14. Implementation and Application of K-Nearest Neighbor Regression Algorithm#
14.1. Introduction#
In the experiment of the K-Nearest Neighbor algorithm, we learned the solution idea for using it to solve classification problems. In fact, the K-Nearest Neighbor can also be used for regression analysis and prediction. In this challenge, you will complete the transformation of the K-Nearest Neighbor algorithm and apply it to regression analysis.
14.2. Key Points#
-
Introduction to K-Nearest Neighbor Regression
-
Implementation of K-Nearest Neighbor Regression
14.3. Content Review#
Recall what we learned in the K-Nearest Neighbor experiment.

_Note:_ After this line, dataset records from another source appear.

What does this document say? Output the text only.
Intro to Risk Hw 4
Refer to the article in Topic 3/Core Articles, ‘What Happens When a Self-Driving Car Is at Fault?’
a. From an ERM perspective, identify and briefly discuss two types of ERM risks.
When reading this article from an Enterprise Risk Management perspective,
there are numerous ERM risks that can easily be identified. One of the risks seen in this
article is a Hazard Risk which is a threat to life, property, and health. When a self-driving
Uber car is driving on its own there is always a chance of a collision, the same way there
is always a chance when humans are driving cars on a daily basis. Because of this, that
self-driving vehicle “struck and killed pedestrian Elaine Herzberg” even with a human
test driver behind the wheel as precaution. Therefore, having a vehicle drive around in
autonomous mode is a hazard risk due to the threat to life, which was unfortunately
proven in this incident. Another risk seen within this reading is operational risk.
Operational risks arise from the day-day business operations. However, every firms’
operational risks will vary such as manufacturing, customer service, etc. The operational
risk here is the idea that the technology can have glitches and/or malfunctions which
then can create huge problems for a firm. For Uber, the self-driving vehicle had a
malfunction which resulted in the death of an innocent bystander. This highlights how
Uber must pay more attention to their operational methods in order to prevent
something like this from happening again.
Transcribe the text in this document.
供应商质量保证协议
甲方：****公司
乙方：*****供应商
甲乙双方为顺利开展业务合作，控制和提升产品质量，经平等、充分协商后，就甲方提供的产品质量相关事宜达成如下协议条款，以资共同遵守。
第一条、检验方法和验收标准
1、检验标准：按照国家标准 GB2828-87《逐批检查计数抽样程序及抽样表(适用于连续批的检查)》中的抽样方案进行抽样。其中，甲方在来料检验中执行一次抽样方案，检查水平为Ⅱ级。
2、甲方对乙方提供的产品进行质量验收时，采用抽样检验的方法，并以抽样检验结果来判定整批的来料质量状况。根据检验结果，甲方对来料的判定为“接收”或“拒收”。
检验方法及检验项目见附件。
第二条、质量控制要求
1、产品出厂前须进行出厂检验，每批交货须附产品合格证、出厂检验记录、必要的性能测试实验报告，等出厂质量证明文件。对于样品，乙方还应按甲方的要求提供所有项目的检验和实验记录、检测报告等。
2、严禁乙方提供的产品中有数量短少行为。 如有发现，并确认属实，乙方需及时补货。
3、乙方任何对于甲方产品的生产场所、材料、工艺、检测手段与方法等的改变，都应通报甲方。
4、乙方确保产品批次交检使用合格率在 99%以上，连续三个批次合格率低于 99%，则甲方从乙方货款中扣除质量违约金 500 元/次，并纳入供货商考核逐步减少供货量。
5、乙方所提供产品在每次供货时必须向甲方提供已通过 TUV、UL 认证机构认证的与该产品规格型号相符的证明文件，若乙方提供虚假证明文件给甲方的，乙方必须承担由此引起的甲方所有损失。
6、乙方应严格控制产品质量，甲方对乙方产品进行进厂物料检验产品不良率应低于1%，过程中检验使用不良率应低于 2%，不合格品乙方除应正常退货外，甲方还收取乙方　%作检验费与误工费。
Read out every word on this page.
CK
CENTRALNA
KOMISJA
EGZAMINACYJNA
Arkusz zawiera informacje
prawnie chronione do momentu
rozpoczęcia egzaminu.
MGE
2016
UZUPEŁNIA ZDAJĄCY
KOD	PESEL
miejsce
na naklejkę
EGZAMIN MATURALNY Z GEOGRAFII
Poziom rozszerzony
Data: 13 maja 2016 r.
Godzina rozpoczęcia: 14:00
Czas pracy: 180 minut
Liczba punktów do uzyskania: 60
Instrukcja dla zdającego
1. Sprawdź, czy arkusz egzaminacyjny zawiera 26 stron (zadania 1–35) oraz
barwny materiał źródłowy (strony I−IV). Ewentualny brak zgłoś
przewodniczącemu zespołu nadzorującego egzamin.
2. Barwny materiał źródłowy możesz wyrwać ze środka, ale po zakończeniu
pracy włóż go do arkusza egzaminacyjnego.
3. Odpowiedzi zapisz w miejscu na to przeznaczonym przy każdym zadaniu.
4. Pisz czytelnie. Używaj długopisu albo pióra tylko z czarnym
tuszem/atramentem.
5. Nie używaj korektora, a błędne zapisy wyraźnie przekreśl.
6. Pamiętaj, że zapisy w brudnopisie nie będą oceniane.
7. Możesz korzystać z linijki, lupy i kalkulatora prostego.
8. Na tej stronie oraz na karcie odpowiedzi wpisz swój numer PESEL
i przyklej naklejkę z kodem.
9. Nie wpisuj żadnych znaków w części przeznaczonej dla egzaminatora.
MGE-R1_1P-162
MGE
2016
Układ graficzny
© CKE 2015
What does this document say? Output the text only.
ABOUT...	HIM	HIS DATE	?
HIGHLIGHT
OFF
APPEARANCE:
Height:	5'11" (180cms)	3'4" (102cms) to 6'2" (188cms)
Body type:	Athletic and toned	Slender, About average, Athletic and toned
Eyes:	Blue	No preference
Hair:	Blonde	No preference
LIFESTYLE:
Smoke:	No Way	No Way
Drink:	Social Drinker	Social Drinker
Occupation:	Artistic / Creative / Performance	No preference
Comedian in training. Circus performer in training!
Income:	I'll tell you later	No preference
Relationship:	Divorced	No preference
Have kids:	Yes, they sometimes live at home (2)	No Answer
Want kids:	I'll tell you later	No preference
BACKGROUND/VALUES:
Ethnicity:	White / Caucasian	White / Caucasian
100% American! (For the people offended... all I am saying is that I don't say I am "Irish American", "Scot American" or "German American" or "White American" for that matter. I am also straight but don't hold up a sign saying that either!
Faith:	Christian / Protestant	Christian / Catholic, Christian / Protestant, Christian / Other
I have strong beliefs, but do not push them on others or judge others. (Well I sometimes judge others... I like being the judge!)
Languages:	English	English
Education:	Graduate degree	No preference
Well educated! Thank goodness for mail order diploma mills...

When using the K-Nearest Neighbor algorithm to complete a classification task, the steps required are:
-
Data Preparation: Through data cleaning and data processing, organize each piece of data into a vector.
-
Calculate Distance: Calculate the distance between the test data and the training data.
-
Find Neighbors: Find the K training data samples that are closest to the test data.
-
Decision Classification: According to the decision rule, obtain the class of the test data from the K neighbors.

Among them, “Decision Classification” is the key step in determining the category of unknown samples. Then, when we apply the K-Nearest Neighbor algorithm to regression prediction, we actually only need to modify this step to a process suitable for regression problems.
-
Classification Problem: Based on the classes of the K neighbors, obtain the class of the unknown sample through majority voting.
-
Regression Problem: Based on the target values of the K neighbors, calculate the average value to obtain the predicted value of the unknown sample.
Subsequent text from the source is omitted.